YOU ASK ABOUT the house? The house is everything to a good mystery, be it the grand country manor where the weekend party occurs (see Christie’s Murder for Christmas, A. A. Milne’s The Red House Mystery, or Margery Allingham’s Police at the Funeral), or the hut, or the trailer, or your place. Members of the household are prime suspects. (Did the butler ever do it? Why would you have a butler do it?) It is the house that contains the seethings and the loathings and resentments that end in murder. Someone creeps about the house. The body is discovered in the house, in the pantry, in the library. To the house the detective comes, an inspector calls, the intruder in the house who will shake up the inhabitants and rattle the cage.

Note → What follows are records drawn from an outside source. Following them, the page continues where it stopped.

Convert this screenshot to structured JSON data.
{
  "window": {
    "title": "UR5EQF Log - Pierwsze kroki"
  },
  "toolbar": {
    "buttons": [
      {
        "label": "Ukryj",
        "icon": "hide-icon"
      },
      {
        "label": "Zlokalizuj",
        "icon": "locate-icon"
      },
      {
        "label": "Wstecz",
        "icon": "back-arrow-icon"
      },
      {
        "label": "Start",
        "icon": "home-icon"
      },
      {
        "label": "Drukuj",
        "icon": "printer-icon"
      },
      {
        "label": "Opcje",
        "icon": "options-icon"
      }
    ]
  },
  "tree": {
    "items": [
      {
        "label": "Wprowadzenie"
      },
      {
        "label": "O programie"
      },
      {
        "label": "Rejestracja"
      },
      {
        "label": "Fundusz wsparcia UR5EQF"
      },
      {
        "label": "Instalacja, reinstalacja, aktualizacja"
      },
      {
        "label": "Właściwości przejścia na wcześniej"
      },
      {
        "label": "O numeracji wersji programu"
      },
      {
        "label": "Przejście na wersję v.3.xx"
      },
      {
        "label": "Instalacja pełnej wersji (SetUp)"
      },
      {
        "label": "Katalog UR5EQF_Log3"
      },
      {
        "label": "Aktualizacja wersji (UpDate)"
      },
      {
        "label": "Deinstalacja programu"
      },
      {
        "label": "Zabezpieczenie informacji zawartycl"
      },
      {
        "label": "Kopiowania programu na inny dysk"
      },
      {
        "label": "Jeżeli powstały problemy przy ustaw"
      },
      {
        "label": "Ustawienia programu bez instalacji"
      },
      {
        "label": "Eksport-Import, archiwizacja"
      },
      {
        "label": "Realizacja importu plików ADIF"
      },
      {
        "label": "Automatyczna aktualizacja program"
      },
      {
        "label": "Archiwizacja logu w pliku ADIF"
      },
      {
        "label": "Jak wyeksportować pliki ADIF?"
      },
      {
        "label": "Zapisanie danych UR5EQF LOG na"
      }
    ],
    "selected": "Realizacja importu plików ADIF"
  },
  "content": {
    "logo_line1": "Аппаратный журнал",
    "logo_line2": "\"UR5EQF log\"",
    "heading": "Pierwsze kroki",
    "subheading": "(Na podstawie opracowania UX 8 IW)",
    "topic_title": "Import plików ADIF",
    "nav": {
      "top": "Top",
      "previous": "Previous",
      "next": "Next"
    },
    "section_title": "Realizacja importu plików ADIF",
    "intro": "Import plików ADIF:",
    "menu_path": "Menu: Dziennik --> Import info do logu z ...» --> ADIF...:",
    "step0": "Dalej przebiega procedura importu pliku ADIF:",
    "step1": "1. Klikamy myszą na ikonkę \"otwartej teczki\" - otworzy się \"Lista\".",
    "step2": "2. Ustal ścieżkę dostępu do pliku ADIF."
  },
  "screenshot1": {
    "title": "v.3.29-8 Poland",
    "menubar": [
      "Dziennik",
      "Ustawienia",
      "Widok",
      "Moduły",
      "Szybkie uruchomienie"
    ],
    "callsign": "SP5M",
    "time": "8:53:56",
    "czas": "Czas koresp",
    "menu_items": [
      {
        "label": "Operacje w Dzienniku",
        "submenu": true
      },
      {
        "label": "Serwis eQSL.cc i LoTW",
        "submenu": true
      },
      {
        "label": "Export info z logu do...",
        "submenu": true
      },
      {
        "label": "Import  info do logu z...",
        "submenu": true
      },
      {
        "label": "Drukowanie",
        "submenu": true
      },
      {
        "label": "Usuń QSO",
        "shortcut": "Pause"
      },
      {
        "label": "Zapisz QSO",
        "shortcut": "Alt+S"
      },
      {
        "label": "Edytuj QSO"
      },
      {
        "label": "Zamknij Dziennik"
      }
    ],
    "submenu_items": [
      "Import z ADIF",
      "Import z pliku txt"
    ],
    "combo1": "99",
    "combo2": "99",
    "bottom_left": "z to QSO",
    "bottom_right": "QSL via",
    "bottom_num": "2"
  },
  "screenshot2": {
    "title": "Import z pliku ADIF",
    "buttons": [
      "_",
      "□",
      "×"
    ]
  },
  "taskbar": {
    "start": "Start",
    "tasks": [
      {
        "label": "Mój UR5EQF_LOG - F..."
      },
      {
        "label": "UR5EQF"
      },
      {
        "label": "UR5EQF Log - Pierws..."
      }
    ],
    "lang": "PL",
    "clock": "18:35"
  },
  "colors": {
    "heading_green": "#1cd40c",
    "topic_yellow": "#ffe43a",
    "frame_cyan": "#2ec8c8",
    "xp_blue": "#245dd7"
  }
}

The body is discovered in the library. Yes. How often that occurs, as if the authors of mysteries instinctively are drawn to locate the murders in the room closest to their hearts. Nearly always in the great creepy old mystery movies of the 1930s and 1940s a library is shown, with floor-to-ceiling shelves spilling over with misshapen volumes rising to an indoor mist. In a cracked leather chair slumps the body, positioned by the killer to make it look like a suicide. A quick inspection, and the detective can see it wasn’t a suicide, could not have been a suicide. The angle of t
he shot is all wrong. The entry point of the bullet far too high. And the gun was in the victim’s left hand.
All this started in England with a real case of murder, in 1860, called the Road Hill case. A three-year-old boy was found mutilated, the body stuffed down the hole in an outhouse on the grounds of a country estate in Wiltshire. The suspects were the inhabitants, family and servants. A history of insanity there. The press clamored for justice, but the police got nowhere until Inspector Jonathan Whicher—one of the first members of the London detective force—was called in. Basing his hypothesis on the missing nightdress of one of the dead boy’s half-sisters, he named her the killer, and he was proved right. Yet the public reviled him. How could a murderous child reside in the domestic sanctum, the place of safety, where all good people live? The house.
The Road Hill murder initiated what Wilkie Collins called “a detective fever” in England and elsewhere. The Moonstone (1868) was full of facts gleaned from the Road Hill case, though Collins watered down his story, substituting a jewel thief for a murderer. People became enthralled with the pure puzzles of murder cases, perhaps because they proved to be so close to home, and all the fictional cases that followed (Marple, Holmes, and the others) had Road Hill as their point of departure. Whicher himself gave birth to the laconic, ordinary-seeming detective—Collins’s Sergeant Cuff, Chandler’s Marlowe—whom no one notices until it is too late.
Still, the most lasting legacy of the case was the house. It constituted a world of close relationships in which anything could happen, especially something terrible, in close quarters. See the country house in Henry James’s The Turn of the Screw, and the governess and the impassive children imprisoned within. See it there at dusk, looming on a hill, its windows blazing, the great front door shut tight. Black clouds settle over the fields behind the gabled roof of the silent house.